Puas berfoto dengan segala pernah – pernik istana, kami pun beranjak dari sana menuju tujuan yang saya masih belum tahu. Apakah di puncak Aua Sarumpun atau tepian Danau Singkarak? Yang penting kami bisa mendirikan tenda untuk beristirahat nanti malam.
Menuju Tepian Danau Singkarak
Dari Istana Pagaruyung kami menuju pasar yang berada di pusat kota untuk mencari spirtus sebagai bahan bakar alat masak kami. Setelah di dapat, kami beranjak menuju jalan raya Batusangkar – Ombilin.
Tepat di Km 2, kami berhenti di rumah makan Aie Tanang, sebelumnya saya pernah makan bareng disini bersama Wilma dan adik – adiknya, mencicipi Pangek Ikan Sasau. Disini kami membeli nasi dan lauk untuk makan malam kami.

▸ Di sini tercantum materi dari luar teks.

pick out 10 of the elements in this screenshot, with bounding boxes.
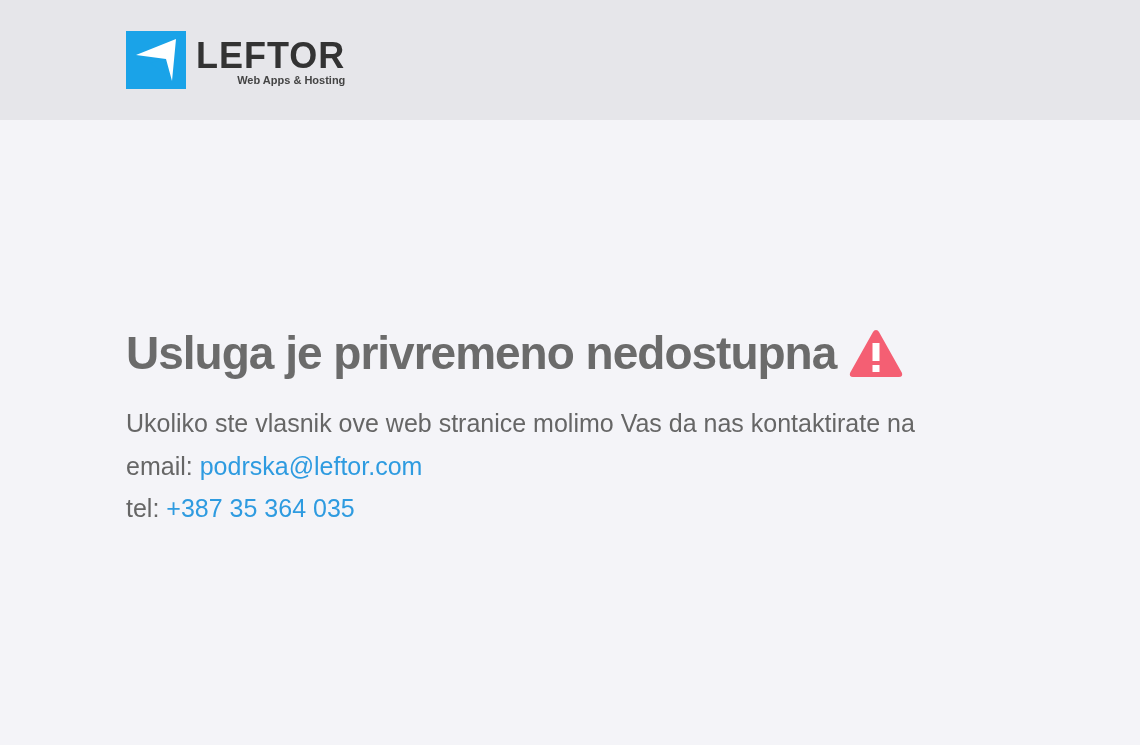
contact-message: Ukoliko ste vlasnik ove web stranice molimo Vas da nas kontaktirate na [126, 408, 916, 439]
contact-label: tel: [126, 493, 160, 524]
contact-link[interactable]: podrska@leftor.com [199, 445, 423, 487]
logo-icon [126, 31, 186, 89]
page-title: Usluga je privremeno nedostupna [126, 326, 837, 380]
logo-name: LEFTOR [196, 38, 346, 75]
contact-link[interactable]: +387 35 364 035 [166, 487, 355, 529]
warning-icon [848, 327, 905, 379]
logo-tagline: Web Apps & Hosting [237, 74, 346, 88]
contact-label: email: [126, 451, 193, 482]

Sebenarnya saya ingin sekali mendirikan tenda di Puncak Aua Sarumpun, namun saya teringat bahwa tempat tersebut mereka arena favorit para pemburu babi hutan yang artinya banyak babi hutan berkeliaran disana terutama di malam hari. Kalau rame – rame mungkin gag masalah, tapi kami hanya berdua, oleh sebab itu kami teruskan saja perjalanan ini hingga Ombilin, kami akan mendirikan tenda di tepi Danau Singkarak.
Kami tiba di sebuah masjid yang berada persis ditepi Danau Singkarak. Masjid ini memiliki dermaga tempat dimana orang – orang biasa menghabiskan waktu untuk memancing. Di dermaga ini kami membuka bekal kami lalu memakannya.
Adzan tiba, kami pun shalat menghadap-Nya, bersyukur kepada-Nya karena hingga saat ini masih berada dalam lindungannya.
Usai shalat kami mencari tempat untuk mendirikan tenda, tak jauh dari masjid kami sudah mendapatkan tempat yang kami maksud. Dengan cepat kami dirikan tenda lalu masuk ke dalamnya untuk beristirahat.